How can people be taught to be good? What does "good" mean? "Moral education," the education ministry explains on its website, "aims to develop a Japanese citizen who will never lose the consistent spirit of respect for his fellow man; who will realize this spirit at home, at school and in other actual life situations in the society of which he is a member; who strives for the creation of a culture rich in individuality and for the development of a democratic nation and society; and who is able to make a voluntary contribution to the peaceful international society."

There is little in that sentence a reasonable person can object to. The exclusively masculine pronouns may grate, but they appear only in the English version. An authoritarian may reasonably take issue with "democratic," an anti-individualist with "individuality." But authoritarianism and anti-individualism are fringe views, whose adherents favor democratic language, if only as a cloak. The statement is as uncontroversial as, in all likelihood, it was very carefully crafted to be.
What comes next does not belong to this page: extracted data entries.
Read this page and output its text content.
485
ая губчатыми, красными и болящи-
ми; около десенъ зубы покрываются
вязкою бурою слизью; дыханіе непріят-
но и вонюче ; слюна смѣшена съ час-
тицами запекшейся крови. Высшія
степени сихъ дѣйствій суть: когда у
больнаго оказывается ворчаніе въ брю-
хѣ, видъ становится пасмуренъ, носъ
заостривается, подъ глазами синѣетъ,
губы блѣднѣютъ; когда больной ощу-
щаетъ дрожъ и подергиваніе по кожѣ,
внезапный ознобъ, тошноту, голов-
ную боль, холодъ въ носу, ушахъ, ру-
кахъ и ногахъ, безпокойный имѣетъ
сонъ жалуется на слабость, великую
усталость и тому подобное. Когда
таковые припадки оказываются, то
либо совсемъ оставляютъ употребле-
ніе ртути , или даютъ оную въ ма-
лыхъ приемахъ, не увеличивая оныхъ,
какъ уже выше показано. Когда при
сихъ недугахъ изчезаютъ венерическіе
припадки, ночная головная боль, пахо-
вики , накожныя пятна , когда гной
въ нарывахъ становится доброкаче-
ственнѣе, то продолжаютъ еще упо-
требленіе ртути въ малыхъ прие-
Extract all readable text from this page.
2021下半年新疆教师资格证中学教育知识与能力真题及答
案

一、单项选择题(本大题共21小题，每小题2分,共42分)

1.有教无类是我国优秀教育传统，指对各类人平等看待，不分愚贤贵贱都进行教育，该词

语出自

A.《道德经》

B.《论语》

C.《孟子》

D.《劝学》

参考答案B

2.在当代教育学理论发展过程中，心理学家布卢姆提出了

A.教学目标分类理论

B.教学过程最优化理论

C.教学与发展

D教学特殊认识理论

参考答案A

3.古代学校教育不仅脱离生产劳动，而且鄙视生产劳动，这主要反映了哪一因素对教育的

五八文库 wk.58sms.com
And yet "moral education," which this month became an official school subject in elementary schools nationwide — as it will in junior high schools next spring — is by no means uncontroversial.

The prewar precedents are ugly. The Imperial Rescript on Education, promulgated in 1890, exhorted schoolchildren to, "should emergency arise, offer yourselves courageously to the state." This they did, with unquestioning enthusiasm and in vast numbers, in the bellicose decades that followed.